Неожиданно толпа подалась вперед и потащила Адасу за собой. Она почувствовала, как треснуло платье, и ее охватила паника: а вдруг его сорвут и она останется голой?! Гардеробщицы не успевали обслуживать гостей; сотни пальто, плащей, шляп, зонтиков, сапог, галош и свертков летели им в лицо. Не было времени проверять билеты, не хватало вешалок. Адаса схватила Асу-Гешла за локоть, но толпа, отделив ее и от мужа, и от двоюродной сестры, понесла в зал. Уже играл оркестр, на танцплощадке яблоку негде было упасть, и пары, вместо того чтобы танцевать, стояли на месте, покачиваясь под музыку. Пели трубы, гудели барабаны. Было душно, раздавались визг, хихиканье, хохот, пахло духами и потом, глаза рябило от разноцветных нарядов. Какой-то мужчина в меховой шапке раввина выплясывал с женщиной, у которой маска съехала на нос. На сцене, заслоняя музыкантов, стоял великан в шлеме и в кольчуге — тот самый силач, что был упомянут в объявлении. Адасе хотелось убежать, ее толкали со всех сторон. Какой-то тощий юнец, горбоносый, с хищным лицом, обнял ее:

— Поцелуй меня, красотка!

Она попыталась вырваться, но юнец держал ее крепко. От него пахло помадой и потом. И тут из толпы возник Абрам:

— Адаса, дорогая!

Юнец тут же исчез. Абрам схватил ее за плечи:

— Что случилось? Где Аса-Гешл? Господи, ты хороша, как майское утро.

Адаса расплакалась:

— Ой, дядечка, уведи меня отсюда!

— Дурочка, что ж ты плачешь? Господи, сумасшедший дом какой-то!

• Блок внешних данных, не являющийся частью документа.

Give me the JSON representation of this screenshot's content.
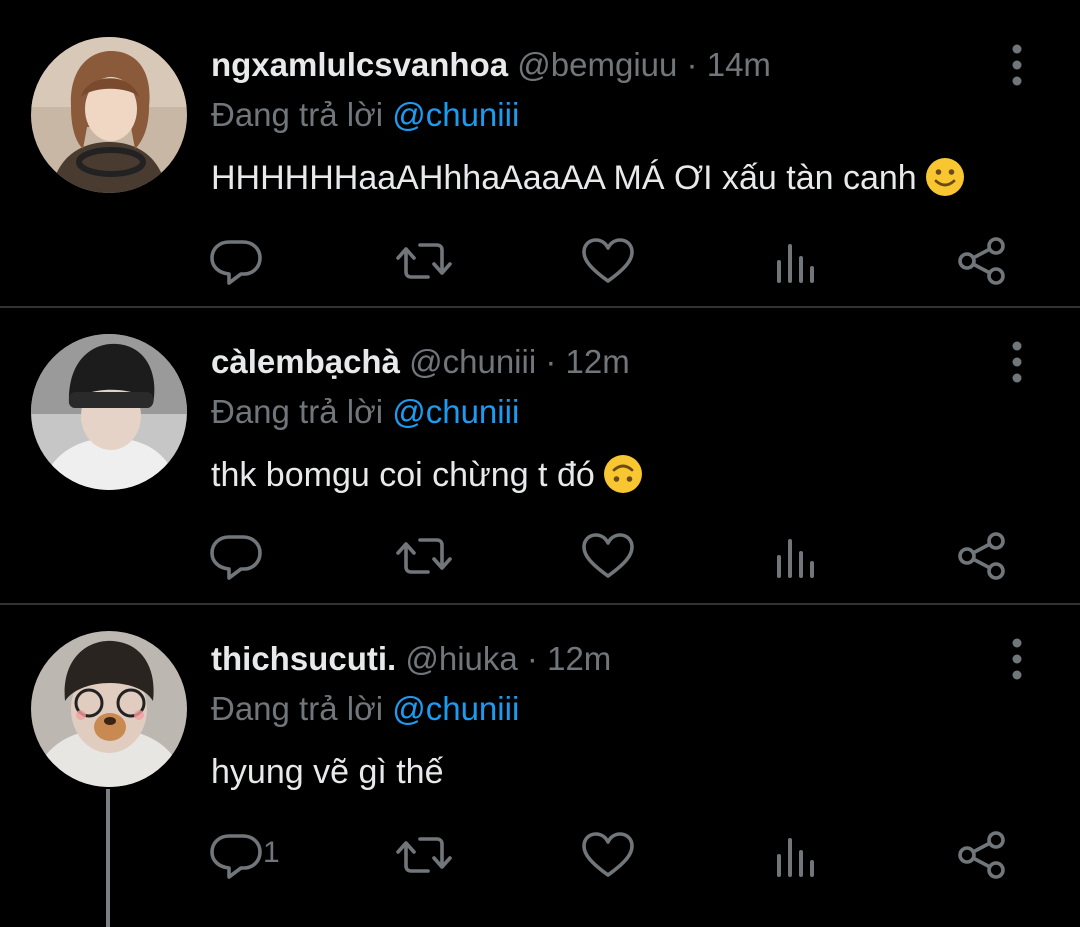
{
  "tweets": [
    {
      "display_name": "ngxamlulcsvanhoa",
      "handle": "@bemgiuu",
      "separator": "·",
      "time": "14m",
      "replying_label": "Đang trả lời",
      "replying_to": "@chuniii",
      "text": "HHHHHHaaAHhhaAaaAA MÁ ƠI xấu tàn canh",
      "emoji": "slightly-smiling-face",
      "reply_count": ""
    },
    {
      "display_name": "càlembạchà",
      "handle": "@chuniii",
      "separator": "·",
      "time": "12m",
      "replying_label": "Đang trả lời",
      "replying_to": "@chuniii",
      "text": "thk bomgu coi chừng t đó",
      "emoji": "upside-down-face",
      "reply_count": ""
    },
    {
      "display_name": "thichsucuti.",
      "handle": "@hiuka",
      "separator": "·",
      "time": "12m",
      "replying_label": "Đang trả lời",
      "replying_to": "@chuniii",
      "text": "hyung vẽ gì thế",
      "emoji": "",
      "reply_count": "1"
    }
  ],
  "colors": {
    "background": "#000000",
    "text": "#e7e9ea",
    "muted": "#71767b",
    "link": "#1d9bf0",
    "divider": "#2f3336"
  },
  "icons": [
    "reply-icon",
    "retweet-icon",
    "like-icon",
    "views-icon",
    "share-icon",
    "more-icon"
  ]
}
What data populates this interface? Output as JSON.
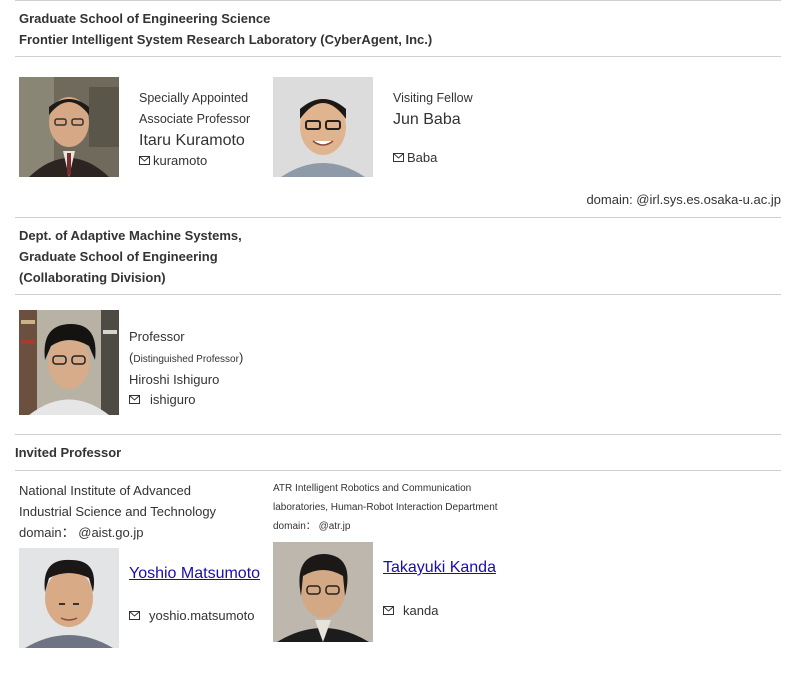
{
  "section1": {
    "heading_line1": "Graduate School of Engineering Science",
    "heading_line2": "Frontier Intelligent System Research Laboratory (CyberAgent, Inc.)",
    "person1": {
      "title_line1": "Specially Appointed",
      "title_line2": "Associate Professor",
      "name": "Itaru Kuramoto",
      "email": "kuramoto"
    },
    "person2": {
      "title": "Visiting Fellow",
      "name": "Jun Baba",
      "email": "Baba"
    },
    "domain": "domain: @irl.sys.es.osaka-u.ac.jp"
  },
  "section2": {
    "heading_line1": "Dept. of Adaptive Machine Systems,",
    "heading_line2": "Graduate School of Engineering",
    "heading_line3": "(Collaborating Division)",
    "person": {
      "title": "Professor",
      "paren_open": "(",
      "subtitle": "Distinguished Professor",
      "paren_close": ")",
      "name": "Hiroshi Ishiguro",
      "email": "ishiguro"
    }
  },
  "section3": {
    "heading": "Invited Professor",
    "left": {
      "org_line1": "National Institute of Advanced",
      "org_line2": "Industrial Science and Technology",
      "domain": "domain： @aist.go.jp",
      "name": "Yoshio Matsumoto",
      "email": "yoshio.matsumoto"
    },
    "right": {
      "org_line1": "ATR Intelligent Robotics and Communication",
      "org_line2": "laboratories, Human-Robot Interaction Department",
      "domain": "domain： @atr.jp",
      "name": "Takayuki Kanda",
      "email": "kanda"
    }
  },
  "icons": {
    "mail": "mail-icon",
    "photo": "person-photo"
  }
}
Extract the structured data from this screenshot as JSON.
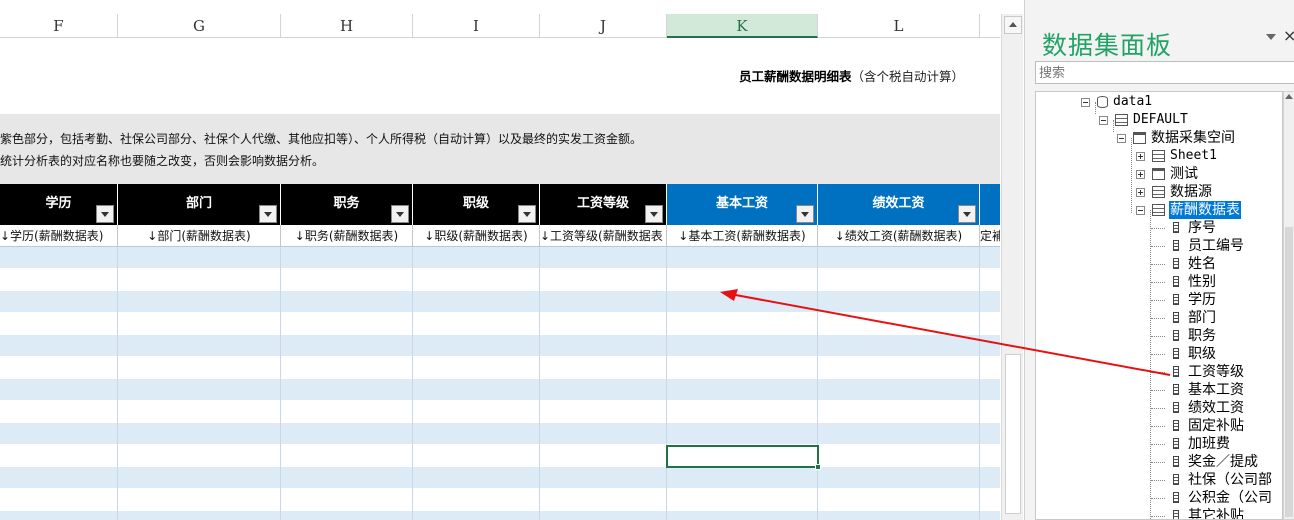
{
  "sheet": {
    "columns": [
      "F",
      "G",
      "H",
      "I",
      "J",
      "K",
      "L"
    ],
    "selected_column": "K",
    "report_title": "员工薪酬数据明细表",
    "report_subtitle": "（含个税自动计算）",
    "description_line1": "紫色部分，包括考勤、社保公司部分、社保个人代缴、其他应扣等）、个人所得税（自动计算）以及最终的实发工资金额。",
    "description_line2": "统计分析表的对应名称也要随之改变，否则会影响数据分析。",
    "headers": [
      {
        "label": "学历",
        "color": "black"
      },
      {
        "label": "部门",
        "color": "black"
      },
      {
        "label": "职务",
        "color": "black"
      },
      {
        "label": "职级",
        "color": "black"
      },
      {
        "label": "工资等级",
        "color": "black"
      },
      {
        "label": "基本工资",
        "color": "blue"
      },
      {
        "label": "绩效工资",
        "color": "blue"
      }
    ],
    "bindings": [
      "↓学历(薪酬数据表)",
      "↓部门(薪酬数据表)",
      "↓职务(薪酬数据表)",
      "↓职级(薪酬数据表)",
      "↓工资等级(薪酬数据表",
      "↓基本工资(薪酬数据表)",
      "↓绩效工资(薪酬数据表)",
      "定補"
    ],
    "colors": {
      "header_black": "#000000",
      "header_blue": "#0070c0",
      "row_alt": "#ddebf7",
      "accent_green": "#217346",
      "arrow": "#e81010"
    }
  },
  "panel": {
    "title": "数据集面板",
    "close_glyph": "×",
    "search_placeholder": "搜索",
    "tree": {
      "datasource": "data1",
      "schema": "DEFAULT",
      "space": "数据采集空间",
      "tables": [
        "Sheet1",
        "测试",
        "数据源"
      ],
      "selected_table": "薪酬数据表",
      "fields": [
        "序号",
        "员工编号",
        "姓名",
        "性别",
        "学历",
        "部门",
        "职务",
        "职级",
        "工资等级",
        "基本工资",
        "绩效工资",
        "固定补贴",
        "加班费",
        "奖金／提成",
        "社保（公司部",
        "公积金（公司",
        "其它补贴"
      ]
    }
  }
}
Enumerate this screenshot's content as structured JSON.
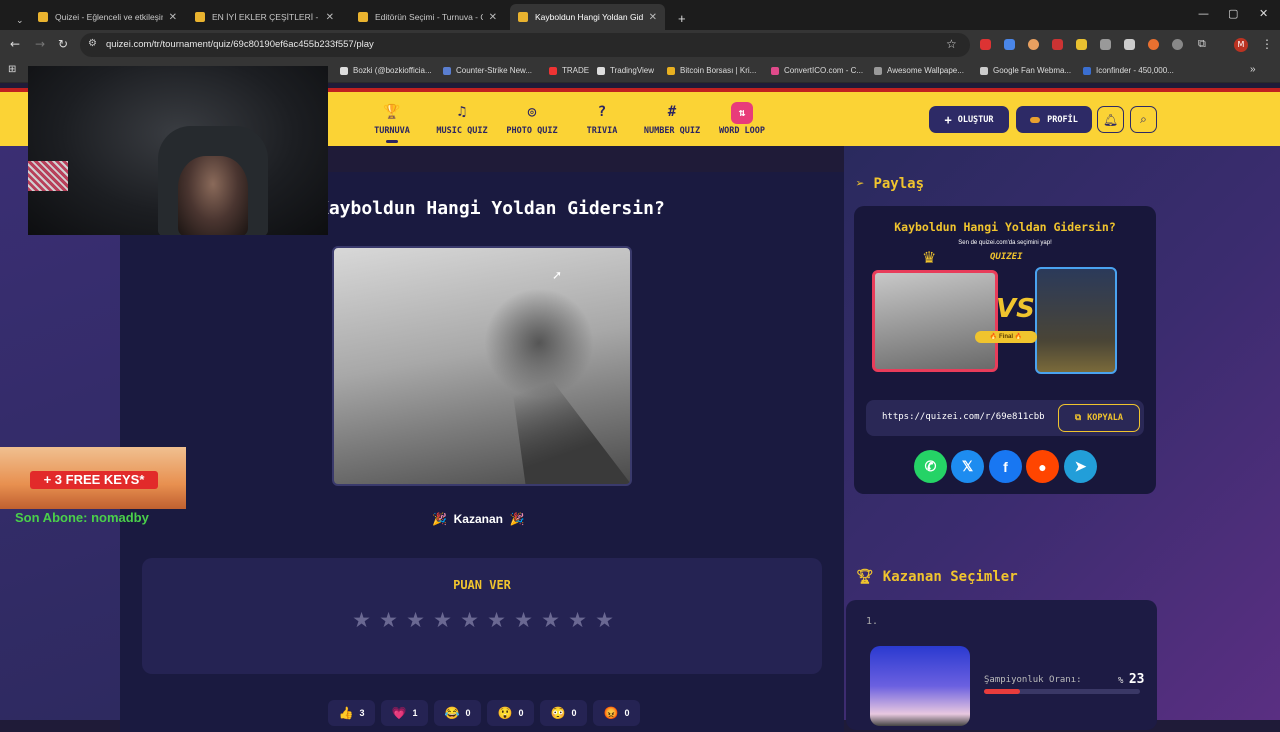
{
  "browser": {
    "tabs": [
      {
        "title": "Quizei - Eğlenceli ve etkileşimli",
        "active": false,
        "color": "#e9b32f"
      },
      {
        "title": "EN İYİ EKLER ÇEŞİTLERİ - Tier Li",
        "active": false,
        "color": "#e9b32f"
      },
      {
        "title": "Editörün Seçimi - Turnuva - Qui",
        "active": false,
        "color": "#e9b32f"
      },
      {
        "title": "Kayboldun Hangi Yoldan Giders",
        "active": true,
        "color": "#e9b32f"
      }
    ],
    "url": "quizei.com/tr/tournament/quiz/69c80190ef6ac455b233f557/play",
    "bookmarks": [
      "Bozki (@bozkiofficia...",
      "Counter-Strike New...",
      "TRADE",
      "TradingView",
      "Bitcoin Borsası | Kri...",
      "ConvertICO.com - C...",
      "Awesome Wallpape...",
      "Google Fan Webma...",
      "Iconfinder - 450,000..."
    ],
    "profile_initial": "M",
    "new_tab_icon": "+",
    "more_bookmarks_icon": "»"
  },
  "header": {
    "nav": [
      {
        "label": "TURNUVA",
        "icon": "trophy-icon",
        "glyph": "🏆"
      },
      {
        "label": "MUSIC QUIZ",
        "icon": "music-icon",
        "glyph": "♫"
      },
      {
        "label": "PHOTO QUIZ",
        "icon": "camera-icon",
        "glyph": "◎"
      },
      {
        "label": "TRIVIA",
        "icon": "question-icon",
        "glyph": "?"
      },
      {
        "label": "NUMBER QUIZ",
        "icon": "hash-icon",
        "glyph": "#"
      },
      {
        "label": "WORD LOOP",
        "icon": "sort-icon",
        "glyph": "⇅"
      }
    ],
    "create_label": "OLUŞTUR",
    "create_icon": "+",
    "profile_label": "PROFİL",
    "accent_color": "#fbd335",
    "brand_dark": "#2b2561"
  },
  "main": {
    "title": "Kayboldun Hangi Yoldan Gidersin?",
    "winner_label": "Kazanan",
    "winner_emoji": "🎉",
    "rate_title": "PUAN VER",
    "star_count": 10,
    "reactions": [
      {
        "emoji": "👍",
        "count": "3"
      },
      {
        "emoji": "💗",
        "count": "1"
      },
      {
        "emoji": "😂",
        "count": "0"
      },
      {
        "emoji": "😲",
        "count": "0"
      },
      {
        "emoji": "😳",
        "count": "0"
      },
      {
        "emoji": "😡",
        "count": "0"
      }
    ]
  },
  "share": {
    "title": "Paylaş",
    "card_title": "Kayboldun Hangi Yoldan Gidersin?",
    "card_sub": "Sen de quizei.com'da seçimini yap!",
    "brand": "QUIZEI",
    "vs": "VS",
    "final_label": "🔥 Final 🔥",
    "link": "https://quizei.com/r/69e811cbb",
    "copy_label": "KOPYALA",
    "socials": [
      {
        "name": "whatsapp",
        "glyph": "✆",
        "color": "#25d366"
      },
      {
        "name": "x",
        "glyph": "𝕏",
        "color": "#1d8cf0"
      },
      {
        "name": "facebook",
        "glyph": "f",
        "color": "#1877f2"
      },
      {
        "name": "reddit",
        "glyph": "●",
        "color": "#ff4500"
      },
      {
        "name": "telegram",
        "glyph": "➤",
        "color": "#229ed9"
      }
    ]
  },
  "winners": {
    "title": "Kazanan Seçimler",
    "rank": "1.",
    "champ_label": "Şampiyonluk Oranı:",
    "champ_prefix": "%",
    "champ_value": "23",
    "champ_fraction": 0.23
  },
  "overlay": {
    "keys_banner": "+ 3 FREE KEYS*",
    "last_sub": "Son Abone: nomadby"
  }
}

И Абрам, ведя за собой Адасу, стал продираться сквозь толпу, расталкивая людей своим огромным животом. При этом он то и дело останавливался, здоровался с одними, махал другим, целовал руки дамам и говорил комплименты на дикой смеси идиша, польского и русского. Он остановил тучного мужчину с повязкой на рукаве.

— И не стыдно? — выговорил он ему. — Что вы тут устроили? Хуже, чем в Бердичеве.

Наконец Абрам протиснулся в соседнюю комнату, где гости толпились возле буфета, ели сдобные булки и пили пиво и лимонад. Одна женщина стояла на коленях перед другой и наскоро зашивала ей порванное платье. Какая-то девица прыгала на одной ноге, держа в руке туфлю с отломившимся каблуком. Мимо бесконечным потоком шли русские генералы в эполетах, польские помещики в искусно сшитых кафтанах, немецкие солдаты в касках с шишечками, раввины в меховых шапках, ешиботники в бархатных ермолках, из-под которых выбивались заправленные за уши пейсы. Что это ряженые, Адаса поняла далеко не сразу. Абрам и сам был совершенно неузнаваем. Смокинг и борода усыпаны были обрывками бумаги и конфетти, на лысину спикировал воздушный шар.

вернуться

18

Втор. 26, 18–19.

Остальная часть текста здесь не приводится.